LLaMA-Factory
LLaMA-Factory copied to clipboard
fsdp+qlora mixtral 8x22B: RuntimeError: Only Tensors of floating point and complex dtype can require gradients
Reminder
- [X] I have read the README and searched the existing issues.
Reproduction
I'm using the latest llmtuner 0.7.0 with following libraries versions: transformers>=4.39.1 accelerate>=0.28.0 bitsandbytes>=0.43.0 and I get errors:
File "/opt/conda/envs/ptca/lib/python3.10/site-packages/llmtuner/model/loader.py", line 128, in load_model model = AutoModelForCausalLM.from_pretrained(**init_kwargs) File "/opt/conda/envs/ptca/lib/python3.10/site-packages/transformers/models/auto/auto_factory.py", line 563, in from_pretrained return model_class.from_pretrained( File "/opt/conda/envs/ptca/lib/python3.10/site-packages/transformers/modeling_utils.py", line 3677, in from_pretrained ) = cls._load_pretrained_model( File "/opt/conda/envs/ptca/lib/python3.10/site-packages/transformers/modeling_utils.py", line 4104, in _load_pretrained_model new_error_msgs, offload_index, state_dict_index = _load_state_dict_into_meta_model( File "/opt/conda/envs/ptca/lib/python3.10/site-packages/transformers/modeling_utils.py", line 895, in _load_state_dict_into_meta_model value = type(value)(value.data.to("cpu"), **value.dict) File "/opt/conda/envs/ptca/lib/python3.10/site-packages/bitsandbytes/nn/modules.py", line 568, in new obj = torch.Tensor._make_subclass(cls, data, requires_grad) RuntimeError: Only Tensors of floating point and complex dtype can require gradients
I have checked the issue: https://github.com/hiyouga/LLaMA-Factory/issues/3206 but doesn't help.
Expected behavior
No response
System Info
No response
Others
No response
provide your training scripts
CUDA_VISIBLE_DEVICES=0,1,2,3,4,5,6,7 accelerate launch
--config_file ../../accelerate/fsdp_config.yaml
../../../src/train_bash.py
--stage sft
--do_train
--do_eval
--model_name_or_path model_path
--dataset sample_dataset
--dataset_dir data
--template mistral
--finetuning_type lora
--lora_target all
--output_dir output_dir
--overwrite_cache
--overwrite_output_dir
--cutoff_len 16000
--preprocessing_num_workers 2
--per_device_train_batch_size 1
--per_device_eval_batch_size 1
--gradient_accumulation_steps 1
--lr_scheduler_type cosine
--logging_steps 1
--warmup_steps 1
--save_steps 100
--eval_steps 1
--evaluation_strategy steps
--learning_rate 5e-5
--num_train_epochs 2
--max_samples 1000
--val_size 0.2
--quantization_bit 8
--fp16
--upcast_layernorm \
Tried mixtral 8x7B too and got the same error.
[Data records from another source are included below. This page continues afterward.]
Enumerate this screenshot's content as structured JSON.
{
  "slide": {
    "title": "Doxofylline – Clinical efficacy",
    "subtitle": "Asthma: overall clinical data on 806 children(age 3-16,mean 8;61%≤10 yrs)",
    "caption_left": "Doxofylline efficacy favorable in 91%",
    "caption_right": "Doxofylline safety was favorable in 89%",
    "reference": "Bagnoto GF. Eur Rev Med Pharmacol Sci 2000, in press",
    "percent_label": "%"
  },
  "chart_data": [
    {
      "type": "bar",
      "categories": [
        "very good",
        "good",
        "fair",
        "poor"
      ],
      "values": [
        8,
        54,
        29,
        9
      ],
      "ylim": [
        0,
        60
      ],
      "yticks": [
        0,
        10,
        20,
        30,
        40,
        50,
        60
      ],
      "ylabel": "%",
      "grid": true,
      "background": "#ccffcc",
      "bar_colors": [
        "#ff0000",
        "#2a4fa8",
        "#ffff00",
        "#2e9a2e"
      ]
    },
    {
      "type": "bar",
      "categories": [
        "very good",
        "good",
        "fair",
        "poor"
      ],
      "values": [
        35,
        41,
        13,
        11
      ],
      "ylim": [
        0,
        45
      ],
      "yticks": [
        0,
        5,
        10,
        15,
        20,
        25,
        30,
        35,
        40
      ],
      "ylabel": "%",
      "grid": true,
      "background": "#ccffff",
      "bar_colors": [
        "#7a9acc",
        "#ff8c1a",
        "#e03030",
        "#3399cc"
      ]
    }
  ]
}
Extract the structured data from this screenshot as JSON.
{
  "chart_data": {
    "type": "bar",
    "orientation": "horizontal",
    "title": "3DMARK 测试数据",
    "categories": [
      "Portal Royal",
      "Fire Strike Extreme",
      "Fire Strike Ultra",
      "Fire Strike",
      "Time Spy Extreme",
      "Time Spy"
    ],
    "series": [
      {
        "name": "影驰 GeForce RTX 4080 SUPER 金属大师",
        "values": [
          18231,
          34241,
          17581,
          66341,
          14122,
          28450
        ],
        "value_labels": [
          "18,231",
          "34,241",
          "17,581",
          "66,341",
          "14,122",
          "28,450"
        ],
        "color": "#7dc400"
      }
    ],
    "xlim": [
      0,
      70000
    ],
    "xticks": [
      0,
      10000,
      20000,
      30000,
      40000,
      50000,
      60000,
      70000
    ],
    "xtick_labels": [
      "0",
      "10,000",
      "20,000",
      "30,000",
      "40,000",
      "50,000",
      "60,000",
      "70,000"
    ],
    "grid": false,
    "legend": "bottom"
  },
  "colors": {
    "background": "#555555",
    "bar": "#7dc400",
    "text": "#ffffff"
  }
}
fsdp+qlora only accepts 4bit quantization
@hiyouga got it, is there any way to use multiple gpus in a single node to do 8bit qlora?
8bit qlora only supports DDP
I am using qlora with 4-bit quant but somehow i have the same error.
For more detail, this is the config i used :
BitsAndBytesConfig { "_load_in_4bit": true, "_load_in_8bit": false, "bnb_4bit_compute_dtype": "bfloat16", "bnb_4bit_quant_storage": "bfloat16", "bnb_4bit_quant_type": "nf4", "bnb_4bit_use_double_quant": true, "llm_int8_enable_fp32_cpu_offload": false, "llm_int8_has_fp16_weight": false, "llm_int8_skip_modules": null, "llm_int8_threshold": 6.0, "load_in_4bit": true, "load_in_8bit": false, "quant_method": "bitsandbytes" }
And here is a snippet of the code responsible for the error model = AutoModelForCausalLM.from_pretrained( args.model_name_or_path, quantization_config=bnb_config, trust_remote_code=True, attn_implementation="flash_attention_2" if args.use_flash_attn else "eager", torch_dtype=torch_dtype, )
I am 100% sure it is the quant_config that gives me the same error as the first person. The solution of 4-bit didn't do anything in my case.